En 1962, Jacques Demy sort tout juste de Lola, son premier film et premier grand succès. Pour son deuxième film, il rêve de réaliser une comédie musicale en couleur, Les Parapluies de Cherbourg. Mais le projet fait peur et aucun investisseur ne veut mettre de l’argent.

Pour tenter d’en trouver ailleurs, Jacques Demy et sa productrice, Mag Bodard, se rendent ensemble au Festival de Cannes. Mais tout le monde refuse de financer un tel film. La productrice lance à Jacques Demy sous forme de boutade : « Je vous emmène au casino, on va gagner de l’argent pour faire le film ! » Pour la première fois de sa vie, Jacques Demy pénètre alors dans un casino. Mais le cinéaste ne joue pas, il observe. Devant le spectacle fascinant et pathétique des joueurs, envouté par la puissance de la dramaturgie qui s’exhale de toute cette faune de passionnés, il a l’idée d’un film. De retour à Paris, il écrit le scénario de La Baie des Anges en quinze jours et tourne le film dans la foulée. Jacques Demy explique que « l’idée du film est née d’une impression de casino où j’ai découvert une singulière collectivité, une foule absente, hagarde, possédée et dont l’expression traduisait bien l’angoisse et la déchéance morale. Déchéance qui peut être rachetée par l’amour comme j’ai tenté de le montrer à travers un couple de joueurs qui cherchent à s’entraider pour remonter à la surface […] C’est ce combat qui me parait essentiel et grâce à quoi les deux personnages ont un intérêt. Aussi la roulette reste un prétexte et je crois avoir fait plutôt un film de moraliste ».

Filmer la passion

« J’ai voulu démonter et démontrer le mécanisme d’une passion. Cela pouvait être aussi bien l’alcool que la drogue, par exemple. Ce n’était pas le jeu en soi », explique Jacques Demy à propos de son film. La passion est au centre de la vie et de l’œuvre du cinéaste.
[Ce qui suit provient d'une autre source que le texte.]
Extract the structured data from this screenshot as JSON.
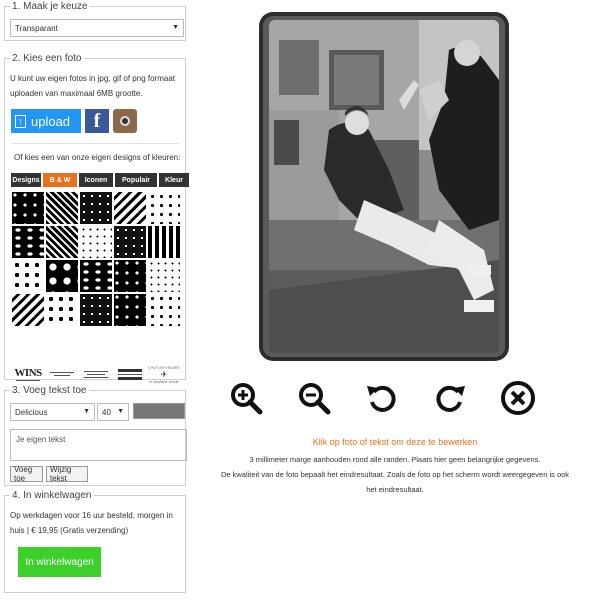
{
  "step1": {
    "title": "1. Maak je keuze",
    "select_value": "Transparant"
  },
  "step2": {
    "title": "2. Kies een foto",
    "intro_line1": "U kunt uw eigen fotos in jpg, gif of png formaat",
    "intro_line2": "uploaden van maximaal 6MB grootte.",
    "upload_label": "upload",
    "facebook_label": "f",
    "designs_intro": "Of kies een van onze eigen designs of kleuren:",
    "tabs": [
      {
        "label": "Designs",
        "active": false
      },
      {
        "label": "B & W",
        "active": true
      },
      {
        "label": "Iconen",
        "active": false
      },
      {
        "label": "Populair",
        "active": false
      },
      {
        "label": "Kleur",
        "active": false
      }
    ],
    "logos": [
      {
        "big": "WINS",
        "small": ""
      },
      {
        "big": "",
        "small": ""
      },
      {
        "big": "",
        "small": ""
      },
      {
        "big": "",
        "small": ""
      },
      {
        "big": "I PUT MY HEART",
        "small": "in airplane mode"
      }
    ]
  },
  "step3": {
    "title": "3. Voeg tekst toe",
    "font_value": "Delicious",
    "size_value": "40",
    "text_placeholder": "Je eigen tekst",
    "add_text_label": "Voeg toe",
    "edit_text_label": "Wijzig tekst",
    "text_color": "#777777"
  },
  "step4": {
    "title": "4. In winkelwagen",
    "delivery_line1": "Op werkdagen voor 16 uur besteld, morgen in",
    "delivery_line2": "huis | € 19,95 (Gratis verzending)",
    "cart_label": "In winkelwagen"
  },
  "preview": {
    "tools": [
      "zoom-in",
      "zoom-out",
      "rotate-left",
      "rotate-right",
      "remove"
    ],
    "edit_hint": "Klik op foto of tekst om deze te bewerken",
    "info_line1": "3 millimeter marge aanhouden rond alle randen. Plaats hier geen belangrijke gegevens.",
    "info_line2": "De kwaliteit van de foto bepaalt het eindresultaat. Zoals de foto op het scherm wordt weergegeven is ook",
    "info_line3": "het eindresultaat."
  },
  "colors": {
    "accent": "#e8711b",
    "upload": "#2196f3",
    "cart": "#3bd12a",
    "facebook": "#3b5998"
  }
}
Et si la passion est partout dans ses films, c’est parce que Jacques Demy est un homme passionné. Il était déjà un enfant passionné, qui n’avait qu’une seule idée en tête : faire du cinéma. Cinéphile fan des films de Carné, Minnelli et d’Ophuls, mordu de techniques, il invente très jeune dans le grenier de ses parents des courts-métrages d’animation faits de personnages en carton qu’il filme image par image. Après avoir suivi des cours aux Beaux Arts de Nantes et à l’Ecole technique de photographie et de cinématographie à Paris, il se lance dans le documentaire – un genre qui influencera son œuvre. Il y a en effet un côté très « documentaire » dans La Baie des Anges, sur la manière d’aborder et de filmer le monde du jeu et le milieu des casinos.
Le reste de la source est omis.